Por Ariane Salomão |
Minha irmã tinha uma coleção de espelhos em seu castelo negro. Ela se admirava dia e noite naqueles espelhos, se gabando da juventude e da beleza. Havia um espelho, o Uróboro, como ela o chamava. Era velho mesmo quando éramos jovens. Uma janela para o mundo. Tudo podia ser visto, tudo podia ser contado pela superfície escura do espelho. Keir o possui, uma herança de sua casa. Tragam-no para mim. Esse é o meu preço. O Uróboro, e sou seu para que usem.
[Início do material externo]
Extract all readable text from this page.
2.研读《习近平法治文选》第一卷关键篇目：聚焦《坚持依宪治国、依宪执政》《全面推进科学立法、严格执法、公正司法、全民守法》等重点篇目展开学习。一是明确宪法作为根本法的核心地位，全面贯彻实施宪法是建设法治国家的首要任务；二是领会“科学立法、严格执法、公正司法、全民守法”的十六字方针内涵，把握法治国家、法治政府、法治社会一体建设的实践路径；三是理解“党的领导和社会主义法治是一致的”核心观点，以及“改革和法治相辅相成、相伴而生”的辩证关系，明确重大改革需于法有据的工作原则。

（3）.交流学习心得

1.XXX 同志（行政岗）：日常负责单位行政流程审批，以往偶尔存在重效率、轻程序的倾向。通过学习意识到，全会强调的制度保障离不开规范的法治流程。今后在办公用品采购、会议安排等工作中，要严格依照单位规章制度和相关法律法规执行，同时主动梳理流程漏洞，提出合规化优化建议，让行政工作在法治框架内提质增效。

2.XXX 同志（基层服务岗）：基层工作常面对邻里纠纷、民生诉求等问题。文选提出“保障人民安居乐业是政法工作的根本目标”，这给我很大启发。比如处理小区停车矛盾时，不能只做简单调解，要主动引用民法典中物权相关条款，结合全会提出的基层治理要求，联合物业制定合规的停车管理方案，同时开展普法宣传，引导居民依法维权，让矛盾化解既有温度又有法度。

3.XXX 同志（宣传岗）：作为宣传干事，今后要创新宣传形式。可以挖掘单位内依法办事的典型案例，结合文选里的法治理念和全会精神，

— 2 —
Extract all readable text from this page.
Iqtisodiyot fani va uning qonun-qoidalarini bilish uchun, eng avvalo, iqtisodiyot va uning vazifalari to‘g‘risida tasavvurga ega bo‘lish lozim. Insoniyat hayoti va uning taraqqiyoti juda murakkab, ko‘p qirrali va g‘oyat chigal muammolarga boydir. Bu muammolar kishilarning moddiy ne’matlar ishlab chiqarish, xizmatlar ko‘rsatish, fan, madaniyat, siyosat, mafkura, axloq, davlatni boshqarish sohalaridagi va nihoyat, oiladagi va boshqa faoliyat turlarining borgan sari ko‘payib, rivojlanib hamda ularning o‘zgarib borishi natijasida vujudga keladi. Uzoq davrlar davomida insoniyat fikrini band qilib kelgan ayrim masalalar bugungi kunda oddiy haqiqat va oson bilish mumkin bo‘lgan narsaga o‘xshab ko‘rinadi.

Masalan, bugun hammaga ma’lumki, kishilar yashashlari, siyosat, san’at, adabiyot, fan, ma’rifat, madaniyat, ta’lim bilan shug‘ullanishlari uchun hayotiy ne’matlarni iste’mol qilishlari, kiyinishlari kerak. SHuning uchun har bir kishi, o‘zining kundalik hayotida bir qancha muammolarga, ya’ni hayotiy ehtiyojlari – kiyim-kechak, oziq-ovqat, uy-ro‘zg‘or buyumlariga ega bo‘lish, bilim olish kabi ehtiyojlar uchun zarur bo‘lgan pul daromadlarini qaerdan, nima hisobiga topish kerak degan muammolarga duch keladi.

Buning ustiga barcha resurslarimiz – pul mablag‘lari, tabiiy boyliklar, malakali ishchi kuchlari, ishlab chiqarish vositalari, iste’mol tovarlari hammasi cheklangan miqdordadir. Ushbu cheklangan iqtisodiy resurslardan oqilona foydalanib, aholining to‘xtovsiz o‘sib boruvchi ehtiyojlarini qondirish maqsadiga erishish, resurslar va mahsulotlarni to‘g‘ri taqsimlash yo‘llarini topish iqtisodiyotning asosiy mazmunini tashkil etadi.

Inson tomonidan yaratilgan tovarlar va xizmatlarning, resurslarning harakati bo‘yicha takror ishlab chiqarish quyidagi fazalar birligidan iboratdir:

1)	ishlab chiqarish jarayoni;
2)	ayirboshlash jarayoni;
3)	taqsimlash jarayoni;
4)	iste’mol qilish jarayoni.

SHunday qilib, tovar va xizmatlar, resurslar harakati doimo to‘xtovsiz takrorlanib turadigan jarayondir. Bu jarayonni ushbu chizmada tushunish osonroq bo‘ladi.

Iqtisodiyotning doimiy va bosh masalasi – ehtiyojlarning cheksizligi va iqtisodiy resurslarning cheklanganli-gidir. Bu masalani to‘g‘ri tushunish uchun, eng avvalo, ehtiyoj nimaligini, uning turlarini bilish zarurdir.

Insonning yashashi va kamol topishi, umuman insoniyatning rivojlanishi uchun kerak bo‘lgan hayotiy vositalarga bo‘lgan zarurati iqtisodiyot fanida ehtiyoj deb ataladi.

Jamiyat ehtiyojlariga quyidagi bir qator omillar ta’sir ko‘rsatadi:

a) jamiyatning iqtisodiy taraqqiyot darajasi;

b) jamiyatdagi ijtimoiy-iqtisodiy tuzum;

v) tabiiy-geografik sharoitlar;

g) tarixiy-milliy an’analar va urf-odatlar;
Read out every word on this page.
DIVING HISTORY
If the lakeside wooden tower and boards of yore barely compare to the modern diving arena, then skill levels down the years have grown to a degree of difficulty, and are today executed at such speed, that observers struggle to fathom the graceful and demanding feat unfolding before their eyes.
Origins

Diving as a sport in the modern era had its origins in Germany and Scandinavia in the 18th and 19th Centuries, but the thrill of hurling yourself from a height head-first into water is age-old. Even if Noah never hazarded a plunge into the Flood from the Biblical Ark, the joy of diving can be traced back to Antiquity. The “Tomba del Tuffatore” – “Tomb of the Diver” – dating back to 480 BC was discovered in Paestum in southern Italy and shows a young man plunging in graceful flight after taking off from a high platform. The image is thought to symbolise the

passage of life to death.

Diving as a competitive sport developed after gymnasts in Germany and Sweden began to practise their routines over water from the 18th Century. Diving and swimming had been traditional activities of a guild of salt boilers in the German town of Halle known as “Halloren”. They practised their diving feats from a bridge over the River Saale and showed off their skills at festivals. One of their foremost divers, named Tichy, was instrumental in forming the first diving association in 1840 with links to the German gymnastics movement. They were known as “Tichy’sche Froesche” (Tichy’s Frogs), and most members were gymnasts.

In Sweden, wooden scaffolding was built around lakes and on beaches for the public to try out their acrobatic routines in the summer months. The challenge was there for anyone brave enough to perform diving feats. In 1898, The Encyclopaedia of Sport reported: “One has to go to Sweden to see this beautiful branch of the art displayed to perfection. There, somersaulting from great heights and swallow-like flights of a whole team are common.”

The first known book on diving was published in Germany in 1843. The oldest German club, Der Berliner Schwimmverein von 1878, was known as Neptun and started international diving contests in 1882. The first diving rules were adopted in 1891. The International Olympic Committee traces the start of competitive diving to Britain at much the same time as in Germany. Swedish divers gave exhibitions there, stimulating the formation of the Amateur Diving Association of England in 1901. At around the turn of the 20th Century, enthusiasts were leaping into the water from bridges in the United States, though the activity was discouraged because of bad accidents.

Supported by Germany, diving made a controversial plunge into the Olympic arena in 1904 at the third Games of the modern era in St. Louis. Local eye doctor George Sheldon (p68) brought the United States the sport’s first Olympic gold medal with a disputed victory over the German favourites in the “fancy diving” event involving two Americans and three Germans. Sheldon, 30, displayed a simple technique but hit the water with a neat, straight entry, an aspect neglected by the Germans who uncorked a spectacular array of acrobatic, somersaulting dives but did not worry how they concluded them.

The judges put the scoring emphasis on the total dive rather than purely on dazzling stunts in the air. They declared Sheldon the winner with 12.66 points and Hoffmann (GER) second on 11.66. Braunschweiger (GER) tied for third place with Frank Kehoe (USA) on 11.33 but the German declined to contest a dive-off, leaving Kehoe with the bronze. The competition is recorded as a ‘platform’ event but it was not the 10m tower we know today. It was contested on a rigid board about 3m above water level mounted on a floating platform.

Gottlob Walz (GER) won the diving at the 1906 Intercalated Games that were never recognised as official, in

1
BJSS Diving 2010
Se conseguirem encontrar uma forma de me libertar.
O que Feyre, a protagonista de ACOTAR, série de romance de fantasia da autora Sarah J. Maas, não imaginava é que, para conseguir o espelho, teria que olhar para ele e encarar o que jamais imaginaria que veria.
O espelho era notório. Todos os filósofos conhecidos haviam refletido a respeito. Alguns tinham ousado encará-lo… e ficaram loucos. Outros tinham se aproximado e fugido de terror. Eu não consegui encontrar um relato de alguém que o tivesse conquistado. Enfrentado o que espreitava dentro do espelho e saído de posse do objeto
Quando Feyre chega ao espelho que tem a moldura de uma serpente que engole a si mesma, enxerga uma besta de pelos negros e dourados, com escamas e patas imensas. Com defeitos e, ao mesmo tempo, linda e feia, forte e fraca. Mas, não é o que ela vê que provoca em nós, leitores, um enigma, é o que ela sente. Ela chora, grita, quase enlouquece até que entende que a forma que vê é ela mesma.
Podemos puxar o Uróboro para um objeto da realidade usado por nós, psicanalistas, o Divã. Embora não haja um reflexo, há o vazio encarado pelo analisante através de todo o percurso e manejo. Quando nos procura você vem com uma demanda e pode descobrir neste processo que muitas das respostas demandam mais perguntas.
Pode descobrir que não é tão bom quanto parece, quanto se vende. Pode acordar de uma mentira em que é o próprio mentiroso (autor Darci Martins). Se vê diante de sua insignificância e traz novos significantes à mesa.
Entende que sua arrogância é fruto de sua pequenez ou que sua pequenez é fruto de sua arrogância.
Enxerga nuances e compreende que ser humano não é ser bom, nem mau, é ser incompleto, ser vazio, e encontra neste duro real o enigma para criar a sua própria verdade e o poder de escolher entre fugir de seu reflexo ou ficar, como Feyre.
Queria ver se você era digna de ser ajudada. É raro uma pessoa encarar quem realmente é e não fugir, não ser destruída por isso. É o que o Uróboro mostra a todos que o buscam: quem são, cada centímetro desprezível e profano. Alguns olham para o espelho e nem percebem que o horror refletivo são eles, mesmo que o terror os deixe loucos. Alguns entram com arrogância e são arrasados pela pequena criatura medíocre que encontram no lugar. Mas você… Sim, de fato é rara. Eu não poderia arriscar deixar esse lugar por menos.
Apenas eu poderia permitir que a parte ruim me destruísse. Somente eu poderia assumi-la, abraçá-la.
Bibliografia:
MAAS, Sarah J. Corte de asas e ruína. Trad. Mariana Kohnert. Vol. 3 da série Corte de espinhos e rosas. Rio de Janeiro: Galera Record, 2017.